En este punto, dirigiendo la palabra a otro sabio que tenía en su pulgar, Micromegas le preguntó qué era su alma y qué hacía esa alma. “Nada de nada”, respondió el filósofo malebranchista, “es Dios quien hace todo por mí; yo veo todo en él, hago todo en él; es él quien hace todo sin que yo intervenga”.

–Eso supone no ser –continuó el sabio de Sirio–. Y tú, amigo mío –le dijo a un leibniziano que allí estaba–, ¿qué es tu alma?

–Es –respondió el leibniziano–, una aguja que señala las horas mientras mi cuerpo da las campanadas; o bien, si prefieres, es ella la que da las campanadas mientras mi cuerpo señala la hora; o bien, mi alma es el espejo del universo, y mi cuerpo es el borde del espejo: eso está claro.

Había al lado un pequeño partidario de Locke, y cuando por fin se le dirigió la palabra, dijo: “Yo sé cómo pienso, pero sé que nunca he pensado más que a través de mis sentidos. Que haya sustancias inmateriales e inteligentes, eso no lo dudo; pero que le sea imposible a Dios comunicar el pensamiento a la materia, es lo que dudo mucho. Reverencio al poder eterno; no me corresponde a mí limitarlo: no afirmo nada, me contento con creer que hay más cosas posibles de lo que se piensa”.

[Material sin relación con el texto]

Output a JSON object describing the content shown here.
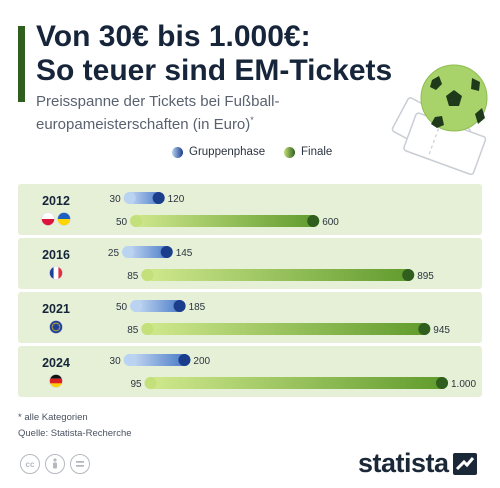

El animal de Sirio sonrió; no le pareció éste el menos sabio; y el enano de Saturno hubiera abrazado al partidario de Locke de no ser por la extremada desproporción. Pero, por desgracia, estaba allí un pequeño animálculo de bonete cuadrado, que cortó la palabra a todos los animálculos filósofos; dijo que sabía todo el secreto, que aquello se encontraba en la Summa de Santo Tomás; miró de arriba abajo a los dos habitantes celestes; sostuvo que sus personas, sus mundos, sus soles, sus estrellas, todo estaba hecho únicamente para el hombre. A estas palabras, nuestros dos viajeros se inclinaron el uno sobre el otro ahogando una de esas risas inextinguibles que, según Homero, es patrimonio de los dioses; sus hombros y sus vientres iban y venían, y, en estas convulsiones, el barco, que el siriano tenía sobre su uña, cayó en un bolsillo de los calzones del saturniano. Durante mucho tiempo estas dos buenas gentes lo buscaron; por fin encontraron a la tripulación y volvieron a ponerla cuidadosamente en su sitio. El siriano recogió las pequeñas polillas; les habló todavía con gran bondad, aunque en el fondo de su corazón estuviera algo enfadado viendo que los infinitamente pequeños tenían un orgullo casi infinitamente grande. Les prometió hacerles un hermoso libro de filosofía, escrito muy detalladamente para su uso, y que en ese libro verían el propósito de las cosas. Y en efecto, antes de su partida les dio ese volumen: lo llevaron a París, a la Academia de Ciencias; pero cuando el secretario lo hubo abierto, lo único que vio fue sólo un libro completamente blanco: “¡Ah!, dijo, me lo estaba temiendo”.